The Basic Multilingual Plane is good enough for business purposes in the developed world.

Surrogates are just some nonsense for Windows and some languages that start with J.

kazinator · on June 27, 2022

> UTF-8 should only concern itself with encoding arbitrary 24-bit integers

I mostly agree, but situations in which there are two or more ways to encode the same integer should use a canonical representation; so that is to say, it is well and good that overlong forms are banned in UTF-8.

So there is the rub; those pesky surrogate pairs create the same problem: a pair of code is used to produce a single character.
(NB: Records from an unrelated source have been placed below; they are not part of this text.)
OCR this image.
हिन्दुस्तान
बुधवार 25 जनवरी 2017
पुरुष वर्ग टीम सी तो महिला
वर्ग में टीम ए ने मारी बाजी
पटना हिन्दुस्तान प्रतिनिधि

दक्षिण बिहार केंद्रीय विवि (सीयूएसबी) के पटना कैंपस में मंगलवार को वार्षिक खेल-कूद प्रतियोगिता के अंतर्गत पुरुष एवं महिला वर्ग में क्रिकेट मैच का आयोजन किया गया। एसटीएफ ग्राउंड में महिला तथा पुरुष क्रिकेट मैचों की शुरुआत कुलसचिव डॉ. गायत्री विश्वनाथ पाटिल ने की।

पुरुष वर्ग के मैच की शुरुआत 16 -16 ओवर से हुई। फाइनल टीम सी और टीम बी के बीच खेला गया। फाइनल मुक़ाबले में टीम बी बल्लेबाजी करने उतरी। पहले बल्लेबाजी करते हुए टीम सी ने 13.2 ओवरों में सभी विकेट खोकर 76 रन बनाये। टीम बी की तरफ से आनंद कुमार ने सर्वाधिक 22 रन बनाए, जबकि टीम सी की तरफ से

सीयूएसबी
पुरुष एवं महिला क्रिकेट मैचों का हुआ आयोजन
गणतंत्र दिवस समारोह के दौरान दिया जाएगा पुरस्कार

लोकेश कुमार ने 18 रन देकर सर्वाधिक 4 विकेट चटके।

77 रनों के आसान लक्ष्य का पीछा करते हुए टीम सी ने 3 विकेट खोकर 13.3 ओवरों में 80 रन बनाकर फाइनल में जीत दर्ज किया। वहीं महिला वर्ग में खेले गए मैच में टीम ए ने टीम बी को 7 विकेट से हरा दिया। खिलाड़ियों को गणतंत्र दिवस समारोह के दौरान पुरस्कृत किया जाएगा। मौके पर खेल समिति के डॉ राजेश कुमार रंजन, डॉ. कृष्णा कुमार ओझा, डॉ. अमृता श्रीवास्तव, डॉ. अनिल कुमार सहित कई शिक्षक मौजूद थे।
When you're converting to UTF-8, a valid surrogate pair which encodes a character should just produce that character, and not the individual codes. The separate characters are kind of like an overlong form.

If a surrogate occurs by itself, though, and not part of a pair, that means the original string is not valid Unicode. That is the case here with the "\udead" string.

The choices are: encode that U+DEAD code point into UTF-8, thereby punting the problem to whoever/whatever decodes it, or else flag it here.

account42 · on June 28, 2022

Overlong forms would break a lot of useful properties of UTF-8 that rely on the encoding being unique, most important of all perhaps being compatibility with ASCII tools.

Surrogates however have only one encoding (except for overlong forms) so this is not the same problem at all. You could say there is a disambiguity with decoding matching surrogate pairs in WTF-16 but this is a WTF-16 issue and would not exist if "UTF-16" would not have been built by requiring to carve out unicode code points.

> The choices are: encode that U+DEAD code point into UTF-8, thereby punting the problem to whoever/whatever decodes it, or else flag it here.

And encoding it in WTF-8 is the better choice because it retains more information, allowing you to perfectly round trip back to original WTF-16 string. But either way, handling unmatched surrogate pairs is not really a concern of the UTF-8/WTF-8 encoding (they are just code points as far as it is concerned) but of the UTF-16/WTF-16 decoding.